Wasser kann Jedermann mit minimalstem Aufwand selbst strukturieren. Wenn das Wissen darüber verbreitet und  genutzt wird,  können wir  Wasser die natürliche Lebenskraft zurückzugeben. Möglichkeiten bieten z. B.  kleine Geräte  zur Verwirbelung, nach dem goldenen Schnitt geformte Karaffen,  Schungit bzw.
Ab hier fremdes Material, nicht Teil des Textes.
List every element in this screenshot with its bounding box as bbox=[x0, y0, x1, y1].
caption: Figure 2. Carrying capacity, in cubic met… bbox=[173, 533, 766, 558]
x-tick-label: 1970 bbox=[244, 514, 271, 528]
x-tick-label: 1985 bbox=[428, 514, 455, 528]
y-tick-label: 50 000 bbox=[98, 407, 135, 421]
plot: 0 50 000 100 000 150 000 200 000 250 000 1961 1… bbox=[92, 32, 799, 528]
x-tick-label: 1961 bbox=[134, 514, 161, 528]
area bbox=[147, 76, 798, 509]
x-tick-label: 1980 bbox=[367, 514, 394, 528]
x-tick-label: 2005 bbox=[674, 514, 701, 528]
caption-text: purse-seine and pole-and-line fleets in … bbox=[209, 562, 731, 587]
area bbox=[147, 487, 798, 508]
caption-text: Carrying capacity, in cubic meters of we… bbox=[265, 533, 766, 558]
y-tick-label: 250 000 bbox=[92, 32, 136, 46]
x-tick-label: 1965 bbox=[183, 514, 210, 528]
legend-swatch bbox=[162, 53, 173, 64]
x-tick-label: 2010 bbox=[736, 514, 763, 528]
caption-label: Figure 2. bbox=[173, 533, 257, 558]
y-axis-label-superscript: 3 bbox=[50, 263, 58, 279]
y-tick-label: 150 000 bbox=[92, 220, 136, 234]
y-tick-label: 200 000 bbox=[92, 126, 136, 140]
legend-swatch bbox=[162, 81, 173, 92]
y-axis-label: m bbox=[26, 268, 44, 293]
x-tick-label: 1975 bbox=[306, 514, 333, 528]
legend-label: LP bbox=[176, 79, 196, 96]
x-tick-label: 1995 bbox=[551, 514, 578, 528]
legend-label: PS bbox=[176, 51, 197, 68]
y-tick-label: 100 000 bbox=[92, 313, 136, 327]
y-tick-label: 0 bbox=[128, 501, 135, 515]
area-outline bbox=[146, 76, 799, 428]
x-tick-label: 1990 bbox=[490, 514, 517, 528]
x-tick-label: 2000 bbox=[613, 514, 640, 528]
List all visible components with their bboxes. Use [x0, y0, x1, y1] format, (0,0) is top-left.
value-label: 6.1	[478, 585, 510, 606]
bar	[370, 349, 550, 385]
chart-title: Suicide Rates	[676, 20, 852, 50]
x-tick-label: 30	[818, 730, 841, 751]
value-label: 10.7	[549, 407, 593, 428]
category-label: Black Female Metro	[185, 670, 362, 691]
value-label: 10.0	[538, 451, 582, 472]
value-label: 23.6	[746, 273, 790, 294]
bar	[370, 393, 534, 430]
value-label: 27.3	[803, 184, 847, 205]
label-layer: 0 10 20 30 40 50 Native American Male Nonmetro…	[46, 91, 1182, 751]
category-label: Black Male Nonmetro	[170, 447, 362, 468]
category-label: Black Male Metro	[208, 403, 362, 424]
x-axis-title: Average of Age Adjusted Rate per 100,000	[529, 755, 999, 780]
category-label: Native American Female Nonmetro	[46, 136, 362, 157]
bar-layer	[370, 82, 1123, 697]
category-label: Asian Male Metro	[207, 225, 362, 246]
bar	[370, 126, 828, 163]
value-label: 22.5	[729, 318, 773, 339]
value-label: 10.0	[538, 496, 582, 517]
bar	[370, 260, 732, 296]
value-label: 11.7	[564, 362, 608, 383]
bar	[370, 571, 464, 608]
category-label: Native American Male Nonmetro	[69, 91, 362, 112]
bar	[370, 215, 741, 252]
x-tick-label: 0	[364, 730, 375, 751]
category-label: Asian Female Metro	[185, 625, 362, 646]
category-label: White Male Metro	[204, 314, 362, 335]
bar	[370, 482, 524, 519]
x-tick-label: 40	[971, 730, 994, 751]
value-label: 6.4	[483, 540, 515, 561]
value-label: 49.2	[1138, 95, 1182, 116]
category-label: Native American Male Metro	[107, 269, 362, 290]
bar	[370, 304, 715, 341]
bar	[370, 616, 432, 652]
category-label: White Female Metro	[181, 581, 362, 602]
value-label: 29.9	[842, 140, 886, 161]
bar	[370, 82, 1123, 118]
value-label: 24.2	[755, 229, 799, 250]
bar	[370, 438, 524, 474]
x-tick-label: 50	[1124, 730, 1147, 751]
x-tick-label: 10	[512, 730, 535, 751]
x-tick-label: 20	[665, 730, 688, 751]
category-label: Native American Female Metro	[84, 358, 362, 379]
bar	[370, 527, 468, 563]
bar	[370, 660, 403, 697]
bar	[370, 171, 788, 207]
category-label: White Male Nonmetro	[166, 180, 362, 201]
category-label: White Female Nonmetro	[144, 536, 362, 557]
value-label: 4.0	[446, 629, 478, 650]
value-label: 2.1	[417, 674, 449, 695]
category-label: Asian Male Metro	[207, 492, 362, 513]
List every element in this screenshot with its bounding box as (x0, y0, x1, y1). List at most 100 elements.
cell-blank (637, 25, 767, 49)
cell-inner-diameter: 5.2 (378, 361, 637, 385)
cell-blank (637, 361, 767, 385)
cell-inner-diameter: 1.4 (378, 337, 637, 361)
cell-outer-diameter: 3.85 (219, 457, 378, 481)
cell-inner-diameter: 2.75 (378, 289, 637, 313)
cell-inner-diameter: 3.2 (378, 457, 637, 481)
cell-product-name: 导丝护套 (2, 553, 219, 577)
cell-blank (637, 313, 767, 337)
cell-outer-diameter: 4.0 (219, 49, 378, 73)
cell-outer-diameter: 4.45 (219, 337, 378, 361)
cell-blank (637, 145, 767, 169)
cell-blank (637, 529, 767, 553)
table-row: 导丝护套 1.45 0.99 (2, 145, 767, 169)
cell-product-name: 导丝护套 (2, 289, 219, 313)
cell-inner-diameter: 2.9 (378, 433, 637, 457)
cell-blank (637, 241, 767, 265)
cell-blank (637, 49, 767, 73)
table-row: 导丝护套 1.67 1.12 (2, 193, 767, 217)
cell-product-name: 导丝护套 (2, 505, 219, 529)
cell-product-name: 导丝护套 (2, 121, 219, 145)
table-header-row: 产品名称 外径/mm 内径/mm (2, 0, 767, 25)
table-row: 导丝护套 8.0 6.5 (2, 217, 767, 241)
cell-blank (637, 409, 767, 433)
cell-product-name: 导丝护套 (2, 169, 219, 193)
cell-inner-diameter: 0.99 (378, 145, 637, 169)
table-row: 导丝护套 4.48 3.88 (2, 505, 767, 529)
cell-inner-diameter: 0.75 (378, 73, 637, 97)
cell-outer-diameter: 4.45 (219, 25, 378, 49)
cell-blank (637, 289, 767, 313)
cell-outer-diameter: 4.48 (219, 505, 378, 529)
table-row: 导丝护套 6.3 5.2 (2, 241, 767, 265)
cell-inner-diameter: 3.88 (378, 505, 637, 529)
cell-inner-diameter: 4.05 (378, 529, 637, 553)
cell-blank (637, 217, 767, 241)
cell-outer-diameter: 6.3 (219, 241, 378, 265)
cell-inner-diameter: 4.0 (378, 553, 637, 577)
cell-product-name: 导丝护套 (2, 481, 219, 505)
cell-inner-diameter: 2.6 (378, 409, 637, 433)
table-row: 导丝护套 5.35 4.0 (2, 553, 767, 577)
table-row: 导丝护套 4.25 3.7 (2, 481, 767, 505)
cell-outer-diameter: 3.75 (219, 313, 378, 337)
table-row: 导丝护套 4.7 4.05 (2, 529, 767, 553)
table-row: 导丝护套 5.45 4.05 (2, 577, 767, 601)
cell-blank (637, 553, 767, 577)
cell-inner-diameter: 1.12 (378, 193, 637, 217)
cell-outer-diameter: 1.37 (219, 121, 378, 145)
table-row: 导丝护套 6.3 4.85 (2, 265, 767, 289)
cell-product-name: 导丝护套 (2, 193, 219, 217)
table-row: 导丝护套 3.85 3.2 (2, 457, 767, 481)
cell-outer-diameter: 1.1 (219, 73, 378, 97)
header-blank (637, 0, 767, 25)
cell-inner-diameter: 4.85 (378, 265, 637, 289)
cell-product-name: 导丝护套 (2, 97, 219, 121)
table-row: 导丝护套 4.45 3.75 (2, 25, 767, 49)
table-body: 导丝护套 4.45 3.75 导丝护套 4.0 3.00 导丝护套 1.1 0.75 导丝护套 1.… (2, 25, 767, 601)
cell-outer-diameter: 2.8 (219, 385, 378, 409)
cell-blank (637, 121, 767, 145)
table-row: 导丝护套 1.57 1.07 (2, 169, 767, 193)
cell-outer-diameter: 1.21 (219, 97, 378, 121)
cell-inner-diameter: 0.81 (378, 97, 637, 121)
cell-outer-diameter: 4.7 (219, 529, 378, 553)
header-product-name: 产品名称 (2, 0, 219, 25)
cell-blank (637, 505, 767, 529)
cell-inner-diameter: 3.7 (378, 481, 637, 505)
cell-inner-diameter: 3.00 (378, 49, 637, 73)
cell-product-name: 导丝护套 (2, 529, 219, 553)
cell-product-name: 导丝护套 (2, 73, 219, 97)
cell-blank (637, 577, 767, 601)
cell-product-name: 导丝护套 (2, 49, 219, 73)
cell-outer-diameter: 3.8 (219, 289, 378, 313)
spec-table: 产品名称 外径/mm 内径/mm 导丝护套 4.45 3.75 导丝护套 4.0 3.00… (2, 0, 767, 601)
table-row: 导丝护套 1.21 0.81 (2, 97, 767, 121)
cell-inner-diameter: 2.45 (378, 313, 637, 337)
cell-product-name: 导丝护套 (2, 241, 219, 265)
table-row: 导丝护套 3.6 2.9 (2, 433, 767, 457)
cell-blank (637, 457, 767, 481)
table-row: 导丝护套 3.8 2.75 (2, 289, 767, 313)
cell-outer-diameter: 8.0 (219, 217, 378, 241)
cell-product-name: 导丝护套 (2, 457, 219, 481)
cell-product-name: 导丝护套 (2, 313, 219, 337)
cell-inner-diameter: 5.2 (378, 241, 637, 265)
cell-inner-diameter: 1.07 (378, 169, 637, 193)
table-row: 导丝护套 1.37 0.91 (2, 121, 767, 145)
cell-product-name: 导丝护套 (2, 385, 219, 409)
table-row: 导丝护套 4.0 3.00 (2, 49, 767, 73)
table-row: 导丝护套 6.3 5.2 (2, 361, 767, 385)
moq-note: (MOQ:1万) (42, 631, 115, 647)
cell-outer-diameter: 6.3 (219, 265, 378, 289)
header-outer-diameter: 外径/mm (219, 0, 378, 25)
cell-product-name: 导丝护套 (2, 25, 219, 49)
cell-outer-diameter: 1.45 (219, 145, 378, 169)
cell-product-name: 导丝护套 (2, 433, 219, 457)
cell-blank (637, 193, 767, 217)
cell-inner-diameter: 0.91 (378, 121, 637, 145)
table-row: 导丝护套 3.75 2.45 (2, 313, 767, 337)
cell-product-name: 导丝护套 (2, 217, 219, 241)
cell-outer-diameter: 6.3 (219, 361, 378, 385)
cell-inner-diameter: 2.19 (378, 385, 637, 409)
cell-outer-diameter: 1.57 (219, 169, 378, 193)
Edelschungit aus Karelien oder auch  geeignete Edelsteine und sicher noch weitere Hilfsmittel.

 Da Wasser ein hochintelligentes Lebewesen ist, führen auch feinstoffliche Methoden wie bewusste Gedankenübertragung zu den gewünschten Ergebnissen.

 Die Idee der Wasserverwirbelung geht auf den österreichischen Förster und Naturforscher Viktor Schauberger (1885-1958) zurück. Sehen wir uns in der Natur um, entdecken wir  viele Wirbelformen, sie zeugen von Lebendigkeit  – energetische Bewegungen verlaufen nicht gradlinig.  In der gesamten Natur gibt es nur Harmonie und Ordnung;  Schwingung zum Wohle allen Lebens.

Der Leitspruch Viktor Schaubergers war:
„Die Natur kapieren, dann kopieren, sonst krepieren.“

Wasser ist ein URelement der lebendigen NatUR,
Wiege des Lebens und Mittelpunkt von allem, was lebt.